# san marco, fl clubs??



## ann schnerre (Aug 24, 2006)

trying to help a person find a club in the area--has 2 well-bred WL GSD, needs a club. any love out there???


----------



## Keith Earle (Mar 27, 2006)

where is San Marco Fla. what big city is it near.


----------



## ann schnerre (Aug 24, 2006)

jacksonsville per google. i really don't know (but i bet i'd like to next feb!!).. looks like she's not too far from you, keith.


----------



## tracey schneider (May 7, 2008)

I didnt know where it was either lol.

I did just hear of a Schutzhund club starting up over there, not sure under what organization or if its even affiliated yet.


----------



## ann schnerre (Aug 24, 2006)

any info is good info--at the least, all of us in the "great white north" can descend on the poor girl and give her and her dogs a "lesson" in feb/march.that's what i'm goin' for...


----------



## manny rose (Jun 3, 2010)

You can check out karma k9 jacksonville fl. Ive never seen his wotk but from what ive heard hes a skilled trainer. Jason davis is the guys name. Hope that hes


----------



## manny rose (Jun 3, 2010)

I meant hope that helps!


----------



## ann schnerre (Aug 24, 2006)

thanks manny. tracey, if you find out more particulars,let me know!


----------



## Jason Davis (Oct 12, 2009)

Thanks Manny. 
I am in Jacksonville now. Just moved here not to long ago from Ct. She can send me an email at [email protected] or give me a call if she'd like. My number is 904-372-3559. She's more than welcome to come watch us train to see if my training is a proper fit for her. Thanks


----------



## ann schnerre (Aug 24, 2006)

jason, i'll pass this along. thank you!!


----------



## Jason Davis (Oct 12, 2009)

ann schnerre said:


> jason, i'll pass this along. thank you!!

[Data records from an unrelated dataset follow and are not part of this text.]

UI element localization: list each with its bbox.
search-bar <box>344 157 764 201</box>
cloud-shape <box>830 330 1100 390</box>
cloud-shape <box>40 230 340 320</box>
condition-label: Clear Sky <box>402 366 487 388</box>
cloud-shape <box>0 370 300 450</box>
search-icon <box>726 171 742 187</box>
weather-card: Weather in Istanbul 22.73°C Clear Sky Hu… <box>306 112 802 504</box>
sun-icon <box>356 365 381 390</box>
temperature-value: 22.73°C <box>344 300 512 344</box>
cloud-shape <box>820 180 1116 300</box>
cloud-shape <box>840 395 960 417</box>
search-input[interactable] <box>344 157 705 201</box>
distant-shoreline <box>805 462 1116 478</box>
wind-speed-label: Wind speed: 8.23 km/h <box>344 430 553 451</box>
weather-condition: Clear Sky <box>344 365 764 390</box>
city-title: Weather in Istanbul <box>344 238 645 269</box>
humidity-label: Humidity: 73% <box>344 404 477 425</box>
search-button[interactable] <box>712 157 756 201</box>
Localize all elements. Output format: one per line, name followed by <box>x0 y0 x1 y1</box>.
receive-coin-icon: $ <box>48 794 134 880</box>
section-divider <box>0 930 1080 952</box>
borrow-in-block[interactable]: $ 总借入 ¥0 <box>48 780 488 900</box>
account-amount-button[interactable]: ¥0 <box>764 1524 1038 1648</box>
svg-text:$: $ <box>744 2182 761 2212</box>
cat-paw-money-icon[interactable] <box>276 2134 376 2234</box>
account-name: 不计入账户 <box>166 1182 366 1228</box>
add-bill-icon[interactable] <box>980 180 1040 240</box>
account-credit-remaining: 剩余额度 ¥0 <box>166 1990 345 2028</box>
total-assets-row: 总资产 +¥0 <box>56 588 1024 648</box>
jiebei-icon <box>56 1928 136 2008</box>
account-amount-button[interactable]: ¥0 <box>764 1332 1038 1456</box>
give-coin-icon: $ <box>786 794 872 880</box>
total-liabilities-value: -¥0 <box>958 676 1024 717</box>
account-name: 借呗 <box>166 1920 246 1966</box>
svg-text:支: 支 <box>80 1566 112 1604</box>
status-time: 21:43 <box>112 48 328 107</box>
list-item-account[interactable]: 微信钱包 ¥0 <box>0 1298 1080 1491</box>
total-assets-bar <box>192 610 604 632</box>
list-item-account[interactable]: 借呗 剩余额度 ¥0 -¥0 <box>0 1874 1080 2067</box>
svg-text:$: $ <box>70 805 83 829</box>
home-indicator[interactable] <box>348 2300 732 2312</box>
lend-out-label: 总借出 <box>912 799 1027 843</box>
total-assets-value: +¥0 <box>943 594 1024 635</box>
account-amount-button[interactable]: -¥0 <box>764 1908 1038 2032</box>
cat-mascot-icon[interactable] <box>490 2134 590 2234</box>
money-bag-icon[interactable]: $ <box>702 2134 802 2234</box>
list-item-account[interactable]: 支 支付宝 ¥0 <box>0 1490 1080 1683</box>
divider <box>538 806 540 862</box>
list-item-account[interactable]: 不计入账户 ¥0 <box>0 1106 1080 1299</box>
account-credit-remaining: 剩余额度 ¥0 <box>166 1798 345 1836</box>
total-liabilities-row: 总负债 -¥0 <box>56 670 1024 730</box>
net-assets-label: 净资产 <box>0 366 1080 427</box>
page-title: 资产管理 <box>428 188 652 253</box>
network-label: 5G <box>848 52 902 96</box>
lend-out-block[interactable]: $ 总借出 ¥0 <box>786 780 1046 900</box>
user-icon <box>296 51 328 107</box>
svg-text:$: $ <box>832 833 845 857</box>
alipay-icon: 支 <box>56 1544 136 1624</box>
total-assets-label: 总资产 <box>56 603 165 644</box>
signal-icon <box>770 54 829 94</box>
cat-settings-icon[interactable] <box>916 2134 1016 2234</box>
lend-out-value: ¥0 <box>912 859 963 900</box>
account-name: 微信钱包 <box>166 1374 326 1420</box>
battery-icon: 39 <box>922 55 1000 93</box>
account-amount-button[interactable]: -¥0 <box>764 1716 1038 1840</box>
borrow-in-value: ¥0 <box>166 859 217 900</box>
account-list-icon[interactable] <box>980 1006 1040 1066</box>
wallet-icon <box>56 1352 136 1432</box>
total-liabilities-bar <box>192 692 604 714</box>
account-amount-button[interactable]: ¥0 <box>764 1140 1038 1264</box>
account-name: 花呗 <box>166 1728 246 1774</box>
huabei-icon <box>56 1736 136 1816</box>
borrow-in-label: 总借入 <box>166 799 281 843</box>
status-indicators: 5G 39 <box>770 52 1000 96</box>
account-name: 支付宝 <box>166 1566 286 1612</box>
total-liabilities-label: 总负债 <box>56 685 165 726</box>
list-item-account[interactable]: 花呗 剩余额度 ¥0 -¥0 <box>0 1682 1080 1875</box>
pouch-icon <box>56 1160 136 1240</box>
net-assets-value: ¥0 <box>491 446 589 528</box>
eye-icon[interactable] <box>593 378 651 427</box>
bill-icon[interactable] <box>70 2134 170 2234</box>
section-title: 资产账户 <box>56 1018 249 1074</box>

Ok great! I'm about 8-10 miles from San Marco so it will be an easy drive for her to come watch.


----------



## Zakia Days (Mar 13, 2009)

Jason Davis said:


> Thanks Manny.
> I am in Jacksonville now. Just moved here not to long ago from Ct. She can send me an email at [email protected] or give me a call if she'd like. My number is 904-372-3559. She's more than welcome to come watch us train to see if my training is a proper fit for her. Thanks


Yeah. This guy is an awesome trainer. I've seen his work. He comes highly recommended by myself and several others in the region he "abandoned." We miss you Jason! Hope things are going well for you! Keep us posted.


----------



## Jason Davis (Oct 12, 2009)

Zakia Days said:


> Yeah. This guy is an awesome trainer. I've seen his work. He comes highly recommended by myself and several others in the region he "abandoned." We miss you Jason! Hope things are going well for you! Keep us posted.



Thanks Zakia! I miss you guys too and look forward to seeing you all again. Give that grumpy, old man of yours a big slobbery kiss for me;-)


----------



## tracey schneider (May 7, 2008)

Just saw the club request... Located in Saint Johns Florida, they have chosen the name First Coast Schutzhund CLub (FCSC) applying for dvg affiliation.


----------



## ann schnerre (Aug 24, 2006)

thanks, tracey--i'll pass it along.


----------